Murtada here with a favorite 2015 scene and a warning. Please note this post divulges plot points for Brooklyn.
The setup: Irish immigrant Eilis (Saoirse Ronan) has been seeing her Brooklyn Italian beau Tony (Emory Cohen) for a few weeks when he surprises her with a declaration of love. Not knowing if she loves him back or how to respond, she looks for an answer from one of her house mates at Miss Kehoe's, Sheila (Nora Jane Noone).
This scene could easily be missed, or dismissed as insignificant. But it shouldn’t because as another wise fictional woman knows “life is what happens when you're waiting for a table" or when waiting to use the bathroom. It is a microcosm of the movie’s themes. The immigrant’s longing for their past life even as they know that the life they are building is good.
Eilis needed a push, someone to spur her to open her mind to her new life and to look forward instead of backwards. So she asks Sheila if she wants to get married. Sheila’s answer is full of wisdom yet very simple:
Would I get married again? No. I want to be waiting outside the bathroom of my boarding-house forever.
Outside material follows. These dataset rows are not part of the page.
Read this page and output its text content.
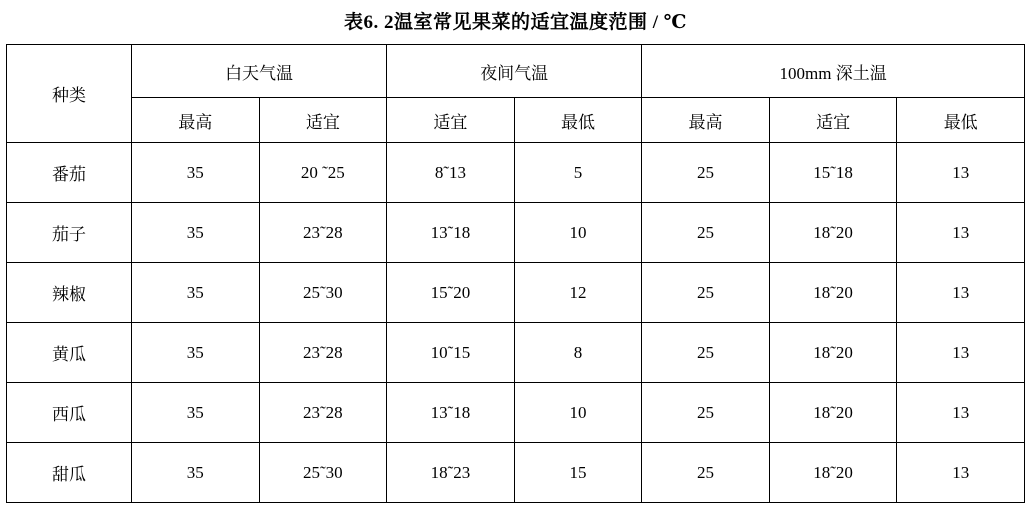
表6. 2温室常见果菜的适宜温度范围 / ℃
种类	白天气温		夜间气温		100mm 深土温		
	最高	适宜	适宜	最低	最高	适宜	最低
番茄	35	20 ˜25	8˜13	5	25	15˜18	13
茄子	35	23˜28	13˜18	10	25	18˜20	13
辣椒	35	25˜30	15˜20	12	25	18˜20	13
黄瓜	35	23˜28	10˜15	8	25	18˜20	13
西瓜	35	23˜28	13˜18	10	25	18˜20	13
甜瓜	35	25˜30	18˜23	15	25	18˜20	13
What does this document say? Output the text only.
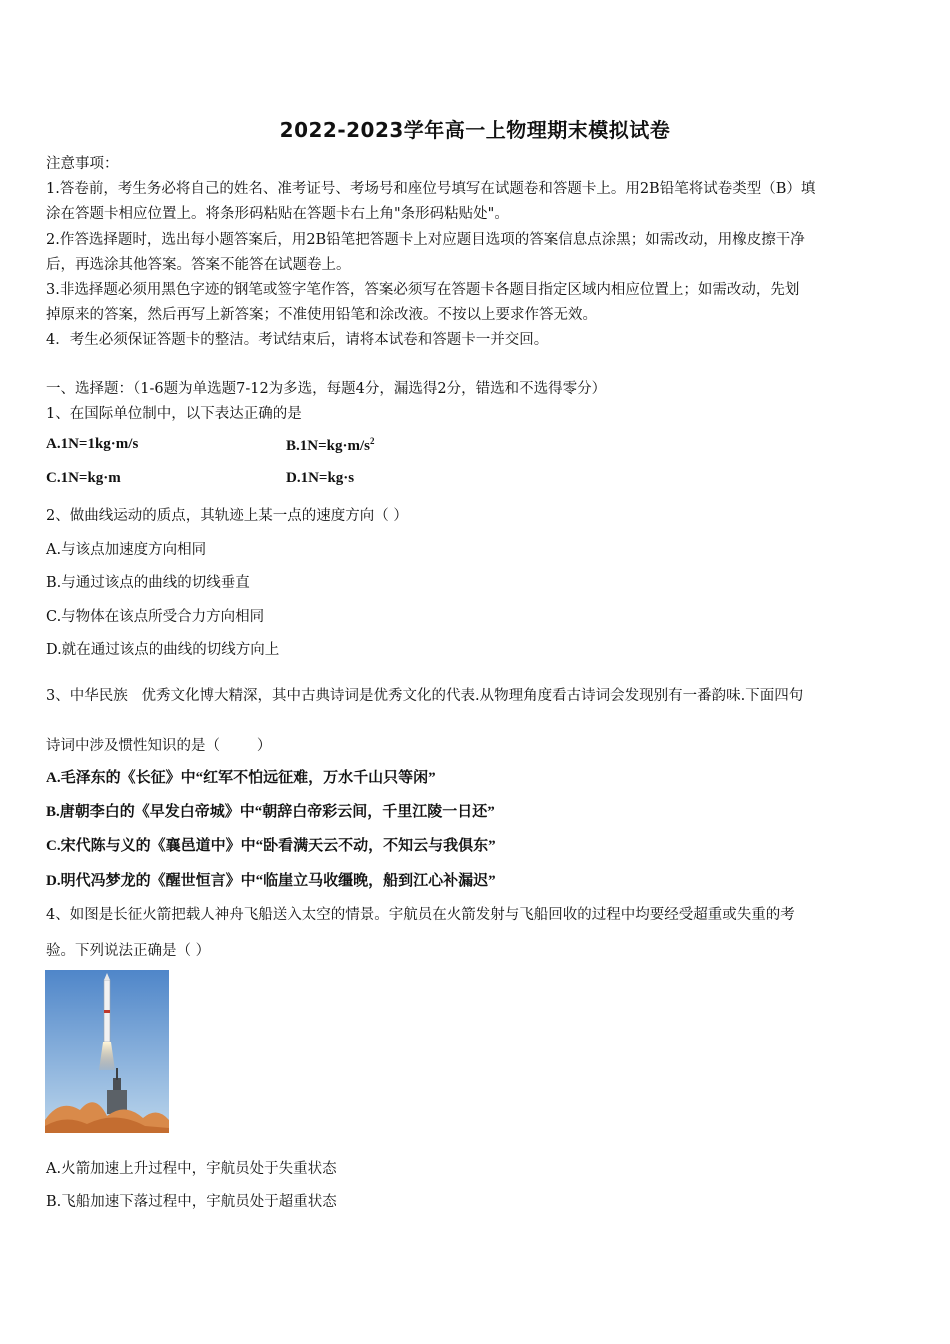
2022-2023学年高一上物理期末模拟试卷
注意事项：
1.答卷前，考生务必将自己的姓名、准考证号、考场号和座位号填写在试题卷和答题卡上。用2B铅笔将试卷类型（B）填
涂在答题卡相应位置上。将条形码粘贴在答题卡右上角"条形码粘贴处"。
2.作答选择题时，选出每小题答案后，用2B铅笔把答题卡上对应题目选项的答案信息点涂黑；如需改动，用橡皮擦干净
后，再选涂其他答案。答案不能答在试题卷上。
3.非选择题必须用黑色字迹的钢笔或签字笔作答，答案必须写在答题卡各题目指定区域内相应位置上；如需改动，先划
掉原来的答案，然后再写上新答案；不准使用铅笔和涂改液。不按以上要求作答无效。
4．考生必须保证答题卡的整洁。考试结束后，请将本试卷和答题卡一并交回。
一、选择题：（1-6题为单选题7-12为多选，每题4分，漏选得2分，错选和不选得零分）
1、在国际单位制中，以下表达正确的是
A.1N=1kg·m/s	$B.1N=kg\cdot m/s^2$
C.1N=kg·m	D.1N=kg·s
2、做曲线运动的质点，其轨迹上某一点的速度方向（ ）
A.与该点加速度方向相同
B.与通过该点的曲线的切线垂直
C.与物体在该点所受合力方向相同
D.就在通过该点的曲线的切线方向上
3、中华民族   优秀文化博大精深，其中古典诗词是优秀文化的代表.从物理角度看古诗词会发现别有一番韵味.下面四句
诗词中涉及惯性知识的是（        ）
A.毛泽东的《长征》中“红军不怕远征难，万水千山只等闲”
B.唐朝李白的《早发白帝城》中“朝辞白帝彩云间，千里江陵一日还”
C.宋代陈与义的《襄邑道中》中“卧看满天云不动，不知云与我俱东”
D.明代冯梦龙的《醒世恒言》中“临崖立马收缰晚，船到江心补漏迟”
4、如图是长征火箭把载人神舟飞船送入太空的情景。宇航员在火箭发射与飞船回收的过程中均要经受超重或失重的考
验。下列说法正确是（ ）
A.火箭加速上升过程中，宇航员处于失重状态
B.飞船加速下落过程中，宇航员处于超重状态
Of course I do. That’s why I go to that wretched dance every week. I want to be waiting outside my own bathroom. While some bad tempered fella with hair growing out of his ears reads the newspaper on the toilet.
And then she clinches it as only the all-knowing among us can:
And then I’ll wish I was back here, talking to you.
That’s what we all do. Aching for what we had and seldom enjoying what we have at the moment it is happening to us. Eilis knows this new life in Brooklyn - with or without Tony - is much better than what she had in Ireland. Yet she can’t help her broken heart that still brims with love for what she had. In the following scene she accepts Tony’s love, but it would take her many more months and a trip back home to finally get what Sheila was saying.
The scene is memorable for showing us the camaraderie that is enriching Eilis’ new life. That sense of a different community away from home is why we understand her final choice.
What was the moment that moved you most in Brooklyn?